De waardering voor ‘Vadertje Vorst’, zoals de Russen hem aanduiden, is wisselend. Het volksgebruik om de winterperiode toe te schrijven aan een god of een ‘persoon’ kent overigens een lange geschiedenis, meldt de internet-historicus Roy Sprangers van de interessante website www.isgeschiedenis.nl. ‘Zo wordt de winter volgens de Griekse mythologie veroorzaakt door de godin Demeter, die elk jaar in een depressieve stemming vervalt op het moment dat haar dochter Persephone weer af moet dalen naar de onderwereld.’

 

Deze geschiedenis-site, die zich tot taak stelt de historische achtergronden bij de dagelijks actualiteit te duiden, gaat ook in op het oude Russische sprookje over ‘Vadertje Vorst’, verzameld door Alexandr Afanasjev. Het verhaal gaat over een wrede vrouw die zó’n hartgrondige hekel heeft aan haar eigen stiefdochter, dat zij op een dag haar man opdraagt het onfortuinlijke meisje mee te nemen naar de wintervelden en het achter te laten in het bos, opdat het zal doodvriezen. Het kind wordt echter al snel ontdekt door ‘Vadertje Vorst’. Zij is zo aardig tegen hem dat hij haar overlaadt met dure gewaden, edelstenen en andere cadeaus. Op het moment dat de vrouw de vriendschap tussen het tweetal ontdekt, besluit zij ook haar eigen dochter in het bos achter te laten, natuurlijk in de hoop dat ook haar dure giften ten deel vallen. Als dit meisje ‘Vadertje Vorst’ ontmoet, is zij echter zo onaardig tegen hem, dat hij besluit haar wél dood te laten vriezen…

 

De mens wikt, de winterkoning beschikt. Zo was het toen al, zo is het nu nog steeds. Nogmaals een krantenkop:

 

  • Koning Winter blijkt gevaarlijker voor het hart

 

Internationale onderzoekers meldden tijdens een Europees cardiologencongres in de Amsterdamse RAI, oktober 2013, dat de koude jaargetijden hogere risicofactoren met zich meebrengen voor hart- en vaatziekten dan de relatief warme zomerperiode. De Zwitserse professor Pedro Marques-Vidal van de Universiteit van Lausanne onderzocht daartoe de toename van risicofactoren bij circa honderdduizend personen in zeven landen. Hij zei het zo: ‘Het dodental als gevolg van cardiovasculaire aandoeningen is hoger in de winter en lager in de zomer.’

 

Uit zijn bevindingen blijkt dat veel van die risicofactoren zoals bloeddruk, buikomvang en cholesterolgehalte, ten opzichte van het jaargemiddelde ’s winters hoger zijn en juist lager in de zomer.
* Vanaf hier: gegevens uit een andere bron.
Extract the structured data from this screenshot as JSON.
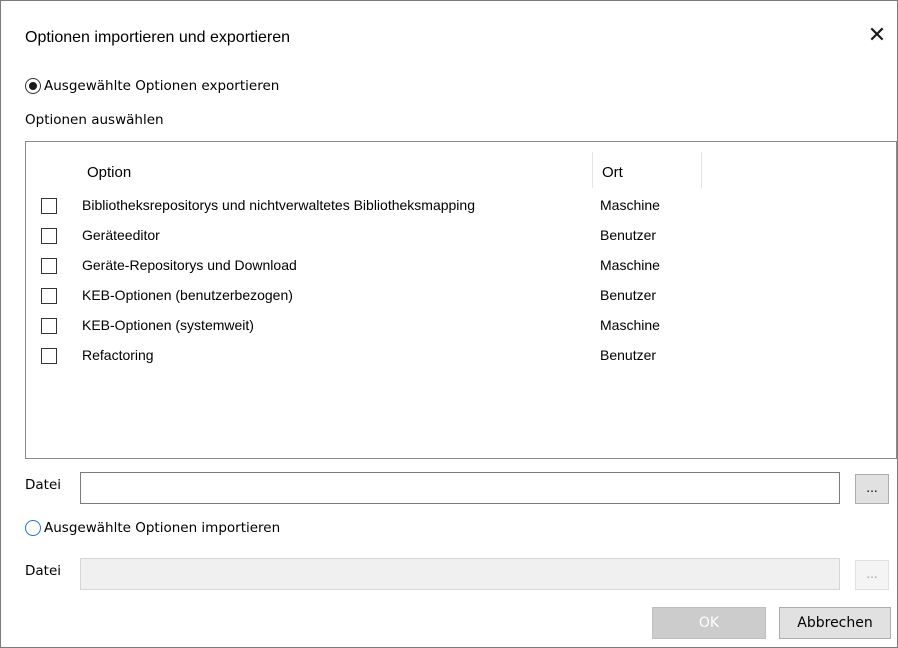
{
  "window": {
    "title": "Optionen importieren und exportieren",
    "close_glyph": "✕"
  },
  "export": {
    "radio_label": "Ausgewählte Optionen exportieren",
    "selected": true,
    "section_label": "Optionen auswählen",
    "columns": [
      "Option",
      "Ort"
    ],
    "rows": [
      {
        "option": "Bibliotheksrepositorys und nichtverwaltetes Bibliotheksmapping",
        "ort": "Maschine",
        "checked": false
      },
      {
        "option": "Geräteeditor",
        "ort": "Benutzer",
        "checked": false
      },
      {
        "option": "Geräte-Repositorys und Download",
        "ort": "Maschine",
        "checked": false
      },
      {
        "option": "KEB-Optionen (benutzerbezogen)",
        "ort": "Benutzer",
        "checked": false
      },
      {
        "option": "KEB-Optionen (systemweit)",
        "ort": "Maschine",
        "checked": false
      },
      {
        "option": "Refactoring",
        "ort": "Benutzer",
        "checked": false
      }
    ],
    "file_label": "Datei",
    "file_value": "",
    "browse_label": "..."
  },
  "import": {
    "radio_label": "Ausgewählte Optionen importieren",
    "selected": false,
    "file_label": "Datei",
    "file_value": "",
    "browse_label": "..."
  },
  "footer": {
    "ok_label": "OK",
    "cancel_label": "Abbrechen"
  },
  "colors": {
    "radio_unselected_accent": "#1e73d8",
    "disabled_button_bg": "#cccccc"
  }
}
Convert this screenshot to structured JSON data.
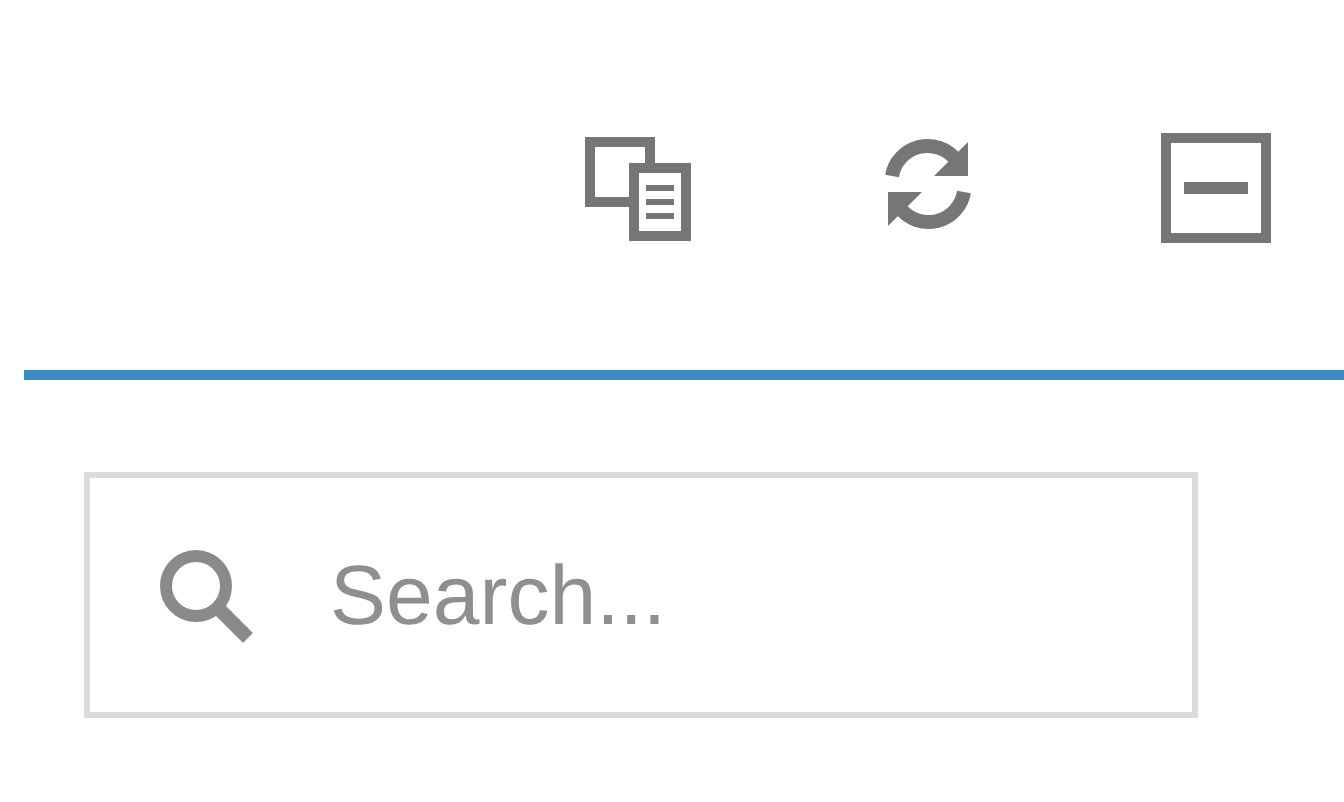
{
  "search": {
    "placeholder": "Search..."
  }
}
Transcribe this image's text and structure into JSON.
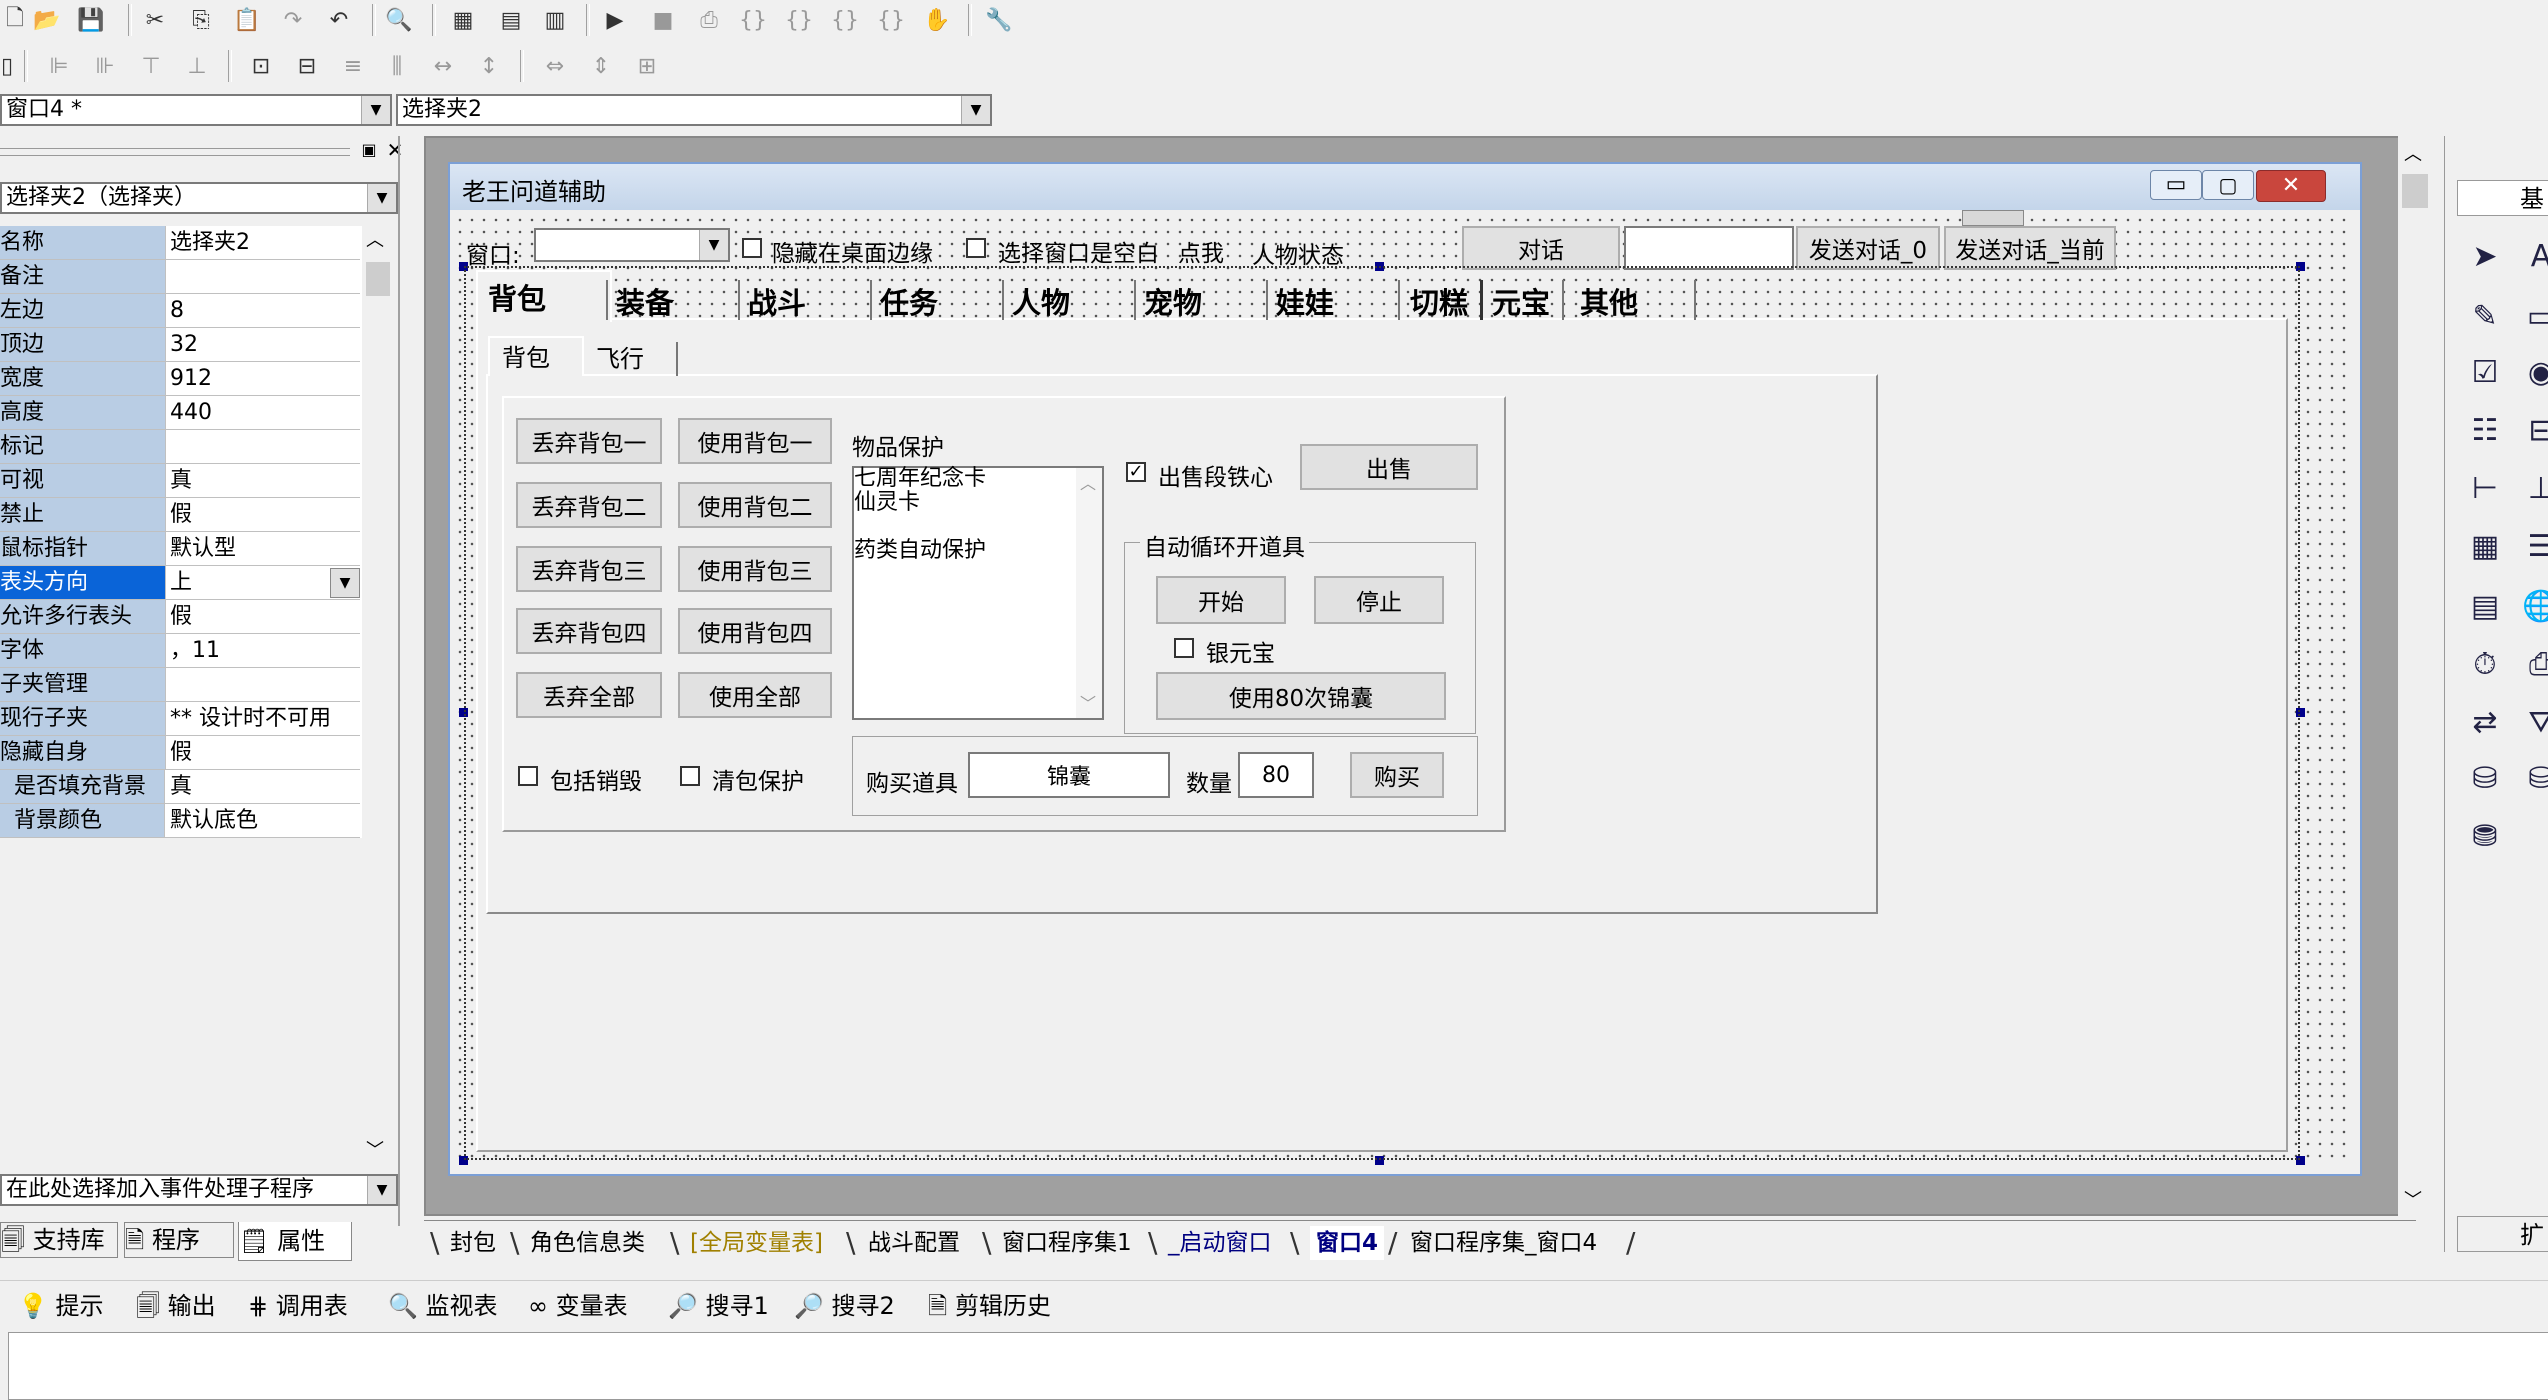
{
  "toolbar1": {
    "icons": [
      "new-icon",
      "open-icon",
      "save-icon",
      "cut-icon",
      "copy-icon",
      "paste-icon",
      "redo-icon",
      "undo-icon",
      "find-icon",
      "layout1-icon",
      "layout2-icon",
      "layout3-icon",
      "run-icon",
      "stop-icon",
      "step-icon",
      "step-into-icon",
      "step-over-icon",
      "step-out-icon",
      "run-to-icon",
      "hand-icon",
      "tools-icon"
    ]
  },
  "selectors": {
    "window_combo": "窗口4 *",
    "control_combo": "选择夹2"
  },
  "property_panel": {
    "object_combo": "选择夹2（选择夹）",
    "rows": [
      {
        "name": "名称",
        "value": "选择夹2"
      },
      {
        "name": "备注",
        "value": ""
      },
      {
        "name": "左边",
        "value": "8"
      },
      {
        "name": "顶边",
        "value": "32"
      },
      {
        "name": "宽度",
        "value": "912"
      },
      {
        "name": "高度",
        "value": "440"
      },
      {
        "name": "标记",
        "value": ""
      },
      {
        "name": "可视",
        "value": "真"
      },
      {
        "name": "禁止",
        "value": "假"
      },
      {
        "name": "鼠标指针",
        "value": "默认型"
      },
      {
        "name": "表头方向",
        "value": "上"
      },
      {
        "name": "允许多行表头",
        "value": "假"
      },
      {
        "name": "字体",
        "value": "，11"
      },
      {
        "name": "子夹管理",
        "value": ""
      },
      {
        "name": "现行子夹",
        "value": "** 设计时不可用"
      },
      {
        "name": "隐藏自身",
        "value": "假"
      },
      {
        "name": "是否填充背景",
        "value": "真"
      },
      {
        "name": "背景颜色",
        "value": "默认底色"
      }
    ],
    "event_combo": "在此处选择加入事件处理子程序",
    "tabs": [
      "支持库",
      "程序",
      "属性"
    ]
  },
  "form": {
    "title": "老王问道辅助",
    "window_label": "窗口:",
    "hide_edge": "隐藏在桌面边缘",
    "select_blank": "选择窗口是空白",
    "click_me": "点我",
    "char_status": "人物状态",
    "dialog_btn": "对话",
    "send_dialog_0": "发送对话_0",
    "send_dialog_cur": "发送对话_当前",
    "main_tabs": [
      "背包",
      "装备",
      "战斗",
      "任务",
      "人物",
      "宠物",
      "娃娃",
      "切糕",
      "元宝",
      "其他"
    ],
    "sub_tabs": [
      "背包",
      "飞行"
    ],
    "discard_buttons": [
      "丢弃背包一",
      "丢弃背包二",
      "丢弃背包三",
      "丢弃背包四",
      "丢弃全部"
    ],
    "use_buttons": [
      "使用背包一",
      "使用背包二",
      "使用背包三",
      "使用背包四",
      "使用全部"
    ],
    "protect_label": "物品保护",
    "protect_list": [
      "七周年纪念卡",
      "仙灵卡",
      "",
      "药类自动保护"
    ],
    "sell_iron": "出售段铁心",
    "sell_btn": "出售",
    "auto_group": "自动循环开道具",
    "start_btn": "开始",
    "stop_btn": "停止",
    "silver": "银元宝",
    "use80": "使用80次锦囊",
    "include_destroy": "包括销毁",
    "clear_protect": "清包保护",
    "buy_label": "购买道具",
    "buy_item": "锦囊",
    "qty_label": "数量",
    "qty": "80",
    "buy_btn": "购买"
  },
  "editor_tabs": [
    "封包",
    "角色信息类",
    "[全局变量表]",
    "战斗配置",
    "窗口程序集1",
    "_启动窗口",
    "窗口4",
    "窗口程序集_窗口4"
  ],
  "bottom_tools": [
    "提示",
    "输出",
    "调用表",
    "监视表",
    "变量表",
    "搜寻1",
    "搜寻2",
    "剪辑历史"
  ],
  "right_panel": {
    "header": "基",
    "footer": "扩"
  }
}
De buikomvang is in de bikinimaanden één centimeter minder dan in de winterjassentijd. Het cholesterolniveau ligt gemiddeld 0.24 mmol/L lager als we op het strand liggen. ‘Dit kan verklaren waarom er meer sterfgevallen door cardiovasculaire ziekten zijn in de winter. Mensen moeten extra veel moeite doen hun eetgewoonten in bedwang te houden en aan voldoende lichaamstraining te doen’, stelt Marques-Vidal. Een belangrijk advies, zeker nu de pepernoten en de kerststollen alweer ruimschoots in de schappen liggen.

 

Ofwel, u doet er verstandig aan rekening te houden met het soms strenge gezicht van Koning Winter. En voorzorgsmaatregelen te nemen om uzelf of uw partner te beschermen tegen lage temperaturen, sneeuw of ijzel. Globaal: kleedt u warm, blijf thuis (als het even kan), drink warme dranken maar géén alcohol! In tegenstelling tot wat vaak wordt gedacht, is alcohol geen goede remedie tegen de koude: alcohol versnelt de vermindering van de lichaamstemperatuur, wat het risico op onderkoeling juist verhoogt.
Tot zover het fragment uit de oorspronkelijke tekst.